Despite a long and porous border with China, the Southeast Asian nation has recorded just 268 virus cases and zero deaths, according to official tallies.
Although the numbers tested for COVID-19 are relatively low and experts caution the authoritarian government's health ministry is the sole source for the figures, they also say there is little reason to distrust them.
Vietnam was one of the first nations to ban flights to and from mainland China and in early February, when it had barely more than a dozen cases, villages with 10,000 people close to the country's capital Hanoi were placed under quarantine.
There has also been aggressive contact tracing.
One 72-year-old Hanoi resident described how he and a team in his community had been tasked with zeroing in on any suspected cases, falling back on grassroots Communist Party networks in charge of overseeing neighbourhoods.
"We go to each and every alley, knocking on each and every door," Nguyen Trinh Thang told AFP.
"We follow the guidance from our government that 'fighting the pandemic is like fighting our enemy'."
Vietnam's success in convincing the public to cooperate has been key, said Takeshi Kasai, the World Health Organization's Western Pacific regional director.
"They're really doing their part," he said earlier this week, adding he believed around 80,000 people were placed under quarantine.
"I think that's the reason why they were able to continue to keep the number (of infections) small."
There are now almost no international flights arriving in Vietnam and the country has been under partial lockdown since the beginning of April.
The streets of Hanoi—normally flooded with motorbikes, tourists and vendors—have been virtually deserted, save those most in need queueing at so-called rice ATMs for handouts.
The strict controls have apparently paid off.
After reporting no new infections for the sixth consecutive day on Wednesday, the government said some shops and services will be allowed to reopen.
On Thursday, a few of the capital's cafes had resumed service, although the streets were still fairly quiet.
Some schools up and down the country will reopen next week.
Across Europe and the United States, local governments are struggling to keep their citizens indoors—with beachgoers crowding on shorelines and protesters refusing to comply with lockdown orders.

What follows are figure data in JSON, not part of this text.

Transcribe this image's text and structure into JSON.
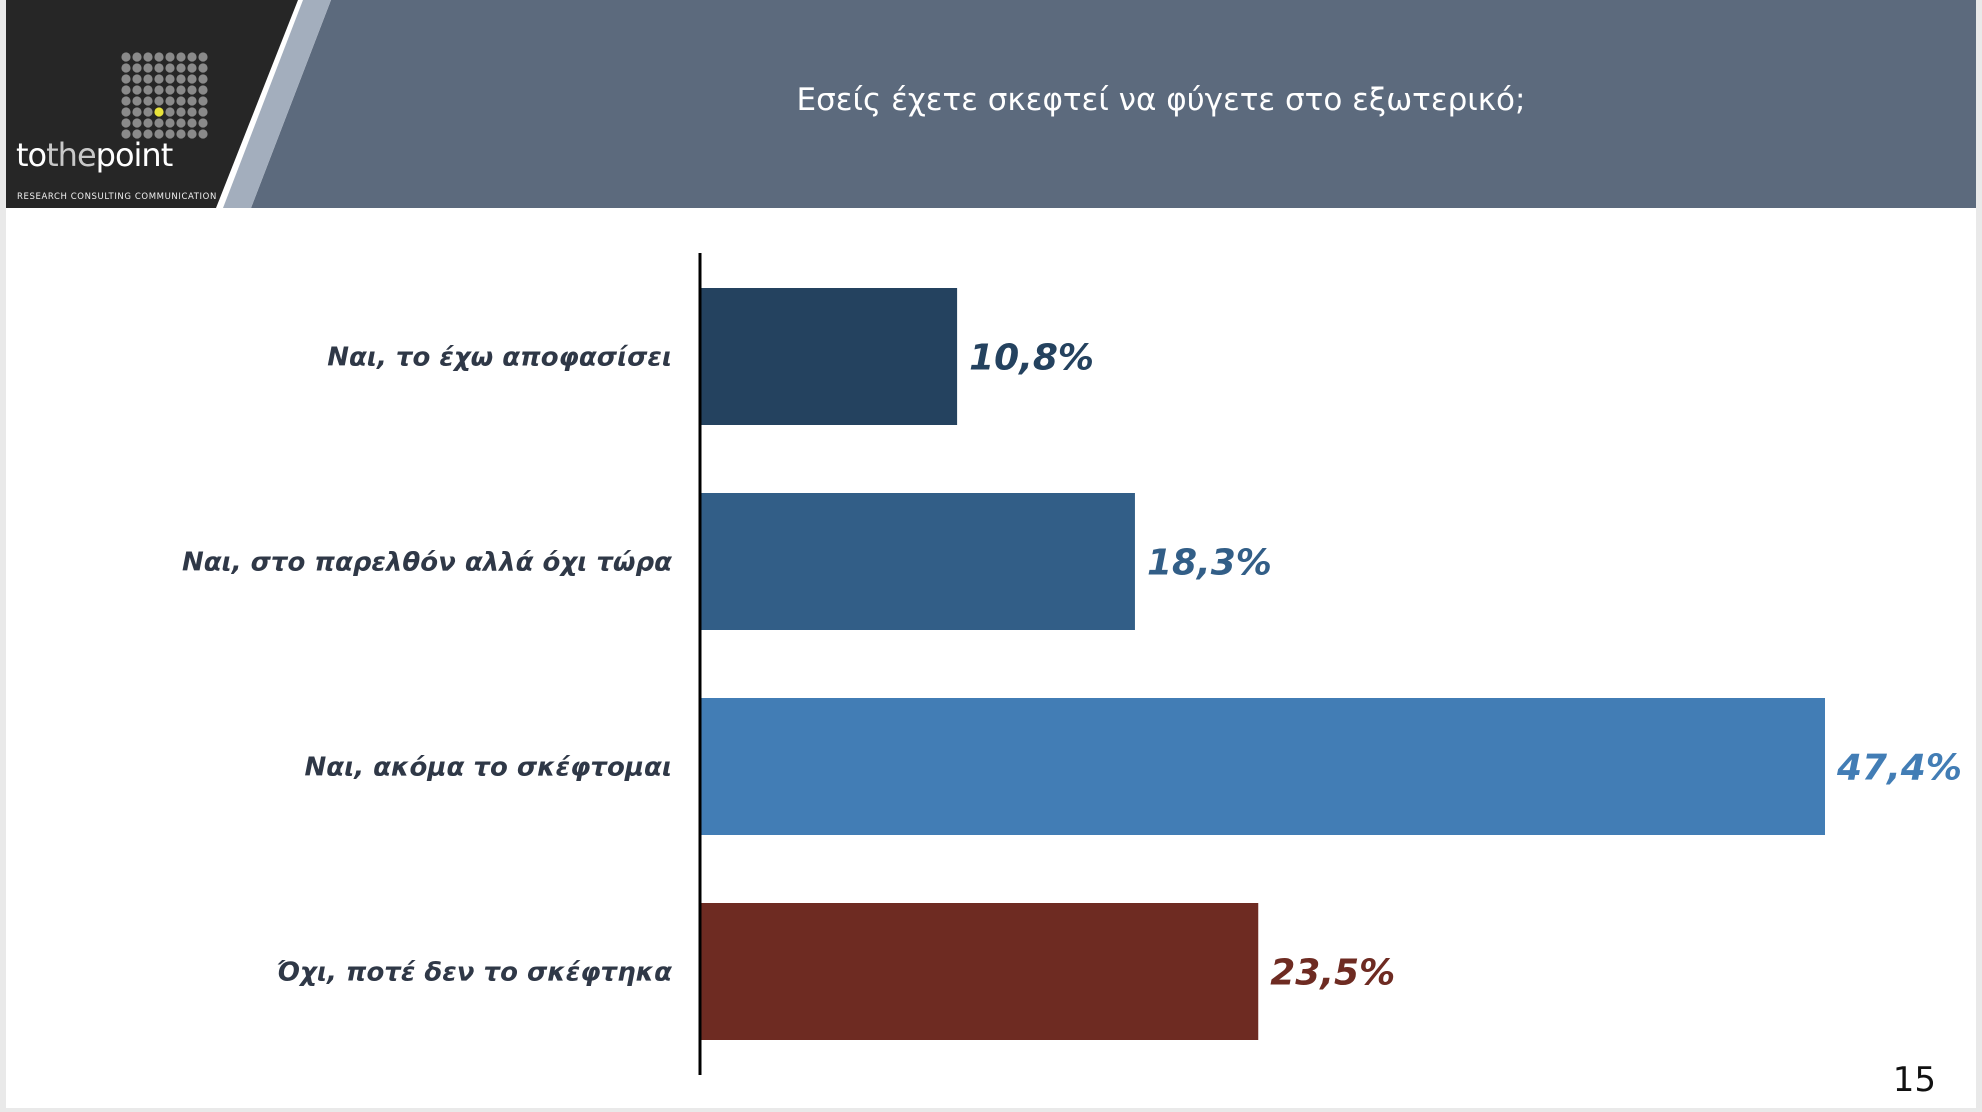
{
  "logo": {
    "part1": "to",
    "part2": "the",
    "part3": "point",
    "tagline": "RESEARCH  CONSULTING  COMMUNICATION"
  },
  "header": {
    "title": "Εσείς έχετε σκεφτεί να φύγετε στο εξωτερικό;"
  },
  "page_number": "15",
  "chart_data": {
    "type": "bar",
    "orientation": "horizontal",
    "categories": [
      "Ναι, το έχω αποφασίσει",
      "Ναι, στο παρελθόν αλλά όχι τώρα",
      "Ναι, ακόμα το σκέφτομαι",
      "Όχι, ποτέ δεν το σκέφτηκα"
    ],
    "values": [
      10.8,
      18.3,
      47.4,
      23.5
    ],
    "value_labels": [
      "10,8%",
      "18,3%",
      "47,4%",
      "23,5%"
    ],
    "colors": [
      "#24425f",
      "#325e87",
      "#427db5",
      "#6e2b22"
    ],
    "xlim": [
      0,
      47.4
    ],
    "grid": false,
    "legend": "none"
  }
}
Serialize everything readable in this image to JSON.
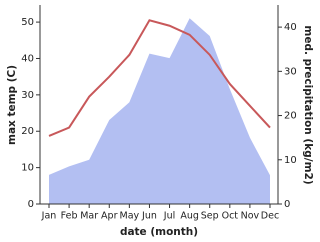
{
  "chart_data": {
    "type": "line-area",
    "ylabel": "max temp (C)",
    "y2label": "med. precipitation (kg/m2)",
    "xlabel": "date (month)",
    "categories": [
      "Jan",
      "Feb",
      "Mar",
      "Apr",
      "May",
      "Jun",
      "Jul",
      "Aug",
      "Sep",
      "Oct",
      "Nov",
      "Dec"
    ],
    "ylim": [
      0,
      54.7
    ],
    "yticks": [
      0,
      10,
      20,
      30,
      40,
      50
    ],
    "y2lim": [
      0,
      45
    ],
    "y2ticks": [
      0,
      10,
      20,
      30,
      40
    ],
    "series": [
      {
        "kind": "area",
        "axis": "y2",
        "color": "#b3bff2",
        "values": [
          6.6,
          8.5,
          10,
          19,
          23,
          34,
          33,
          42,
          38,
          26,
          15,
          6.5
        ]
      },
      {
        "kind": "line",
        "axis": "y",
        "color": "#c8585a",
        "values": [
          18.7,
          21,
          29.5,
          35,
          41,
          50.5,
          49,
          46.5,
          41,
          33,
          27,
          21
        ]
      }
    ]
  }
}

In contrast, Communist Vietnam has put tens of thousands under state quarantine, including overseas citizens returning home, at military-style camps across the country.
Vu Thi Nhung and her son spent two weeks sleeping in dormitory bunk beds with no mattresses at a camp in Hanoi after returning from Germany in March.
Their three meals a day were deposited outside their rooms by soldiers.
"You can't compare it to being at home but given Vietnam and its current economic situation during an epidemic, it exceeded my expectations," she told AFP.
Neighbouring Thailand, which reported the first case outside of China in mid-January, has also seen a declining number of new cases in the past week, with doctors applauding government restrictions such as a night-time curfew.
In Cambodia, the case number has remained unchanged at 122 for over a week, while cases in Laos have stayed at 19.
But Oupass Putcharoen, head of Chulalongkorn Hospital's Emergency Infectious Disease Clinic in Thailand, said its neighbours' numbers could be due to the "low rate of testing".
So far, Thailand has done more than 142,000 COVID-19 tests, Cambodia around 9,000 while Vietnam has carried out over 180,000 for its 96 million people.
Vietnam expert Carl Thayer, an emeritus professor at the University of New South Wales, said Vietnam's case numbers should be treated with caution as Hanoi can punish anyone who disputes them.
But he added: "There are too many people from overseas, too many people with mobile phones, too many people on the internet (for a cover-up)."